India’s states are discovering an uncomfortable truth: economic growth and economic security are not the same thing. For much of the past decade, India has been celebrated as one of the world’s fastest-growing major economies. Yet, across the country, governments are increasingly finding it necessary to transfer cash directly into the bank accounts of women, farmers and unemployed youth. What began as targeted welfare has evolved into a defining feature of public policy. The trend says as much about the strengths of India’s welfare architecture as it does about the weaknesses of its labour market. The expansion of direct benefit transfers has undoubtedly brought benefits.
For poor households grappling with inflation, crop failures, uncertain employment and rising living costs, even modest monthly assistance can mean the difference between stability and distress. The ability of governments to deliver funds directly through bank accounts has reduced leakages and strengthened the social safety net. In a country where economic shocks often push vulnerable families into debt traps, such support cannot be dismissed as mere populism.
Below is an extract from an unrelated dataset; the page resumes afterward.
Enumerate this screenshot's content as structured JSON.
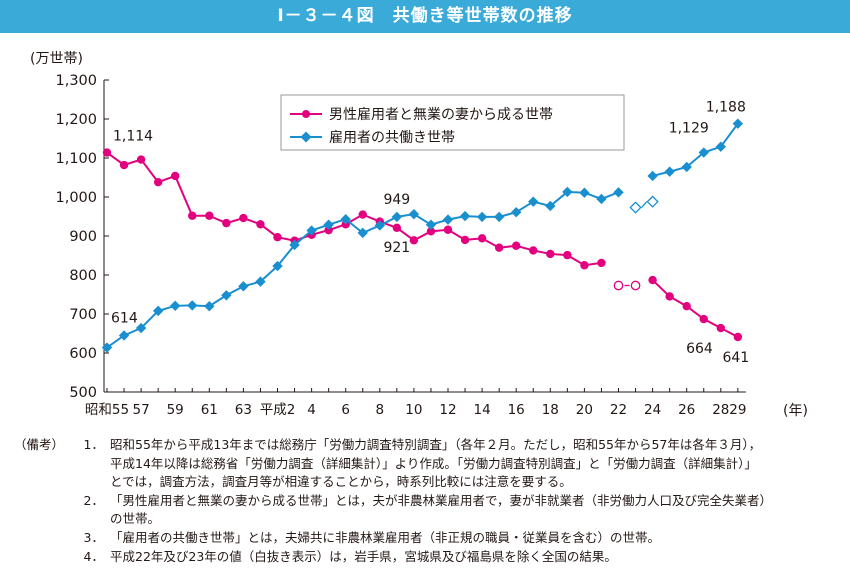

Yet the growing dependence on cash transfers raises a larger question. Why does a rapidly expanding economy require ever larger welfare commitments simply to sustain household consumption? The answer lies in the persistent gap between growth and employment. India’s economy has generated impressive headline numbers, but secure and productive jobs have not expanded at the same pace.
Agriculture continues to support more people than it can adequately sustain. Manufacturing has not absorbed labour on the scale once expected. The services sector has created opportunities, but many remain concentrated among the educated and urban workforce. As technological disruption and climate-related shocks intensify, income insecurity is becoming a structural feature rather than a temporary challenge. In such circumstances, welfare inevitably expands. The danger is that temporary relief gradually becomes a permanent substitute for economic transformation. States already face mounting fiscal pressures. Every rupee spent on recurring transfers is a rupee unavailable for infrastructure, industrial development, irrigation, skills training or other investments that create future income.
Borrowing can sustain this model for a time, but not indefinitely. This does not mean welfare spending should be curtailed. Rather, it must evolve. The objective should not simply be to support consumption but to strengthen economic capability. Public policy must increasingly focus on helping households acquire productive assets, build enterprises, improve skills and access sustainable livelihoods. Welfare should become a bridge to opportunity, not a destination in itself. India’s success will ultimately be measured not by the number of people receiving government transfers, but by the number who no longer need them. Cash assistance can soften hardship and provide dignity in difficult times. It cannot, however, replace the transformative power of stable employment and rising productivity. The challenge before policymakers is to ensure that welfare complements growth rather than compensates for its failures.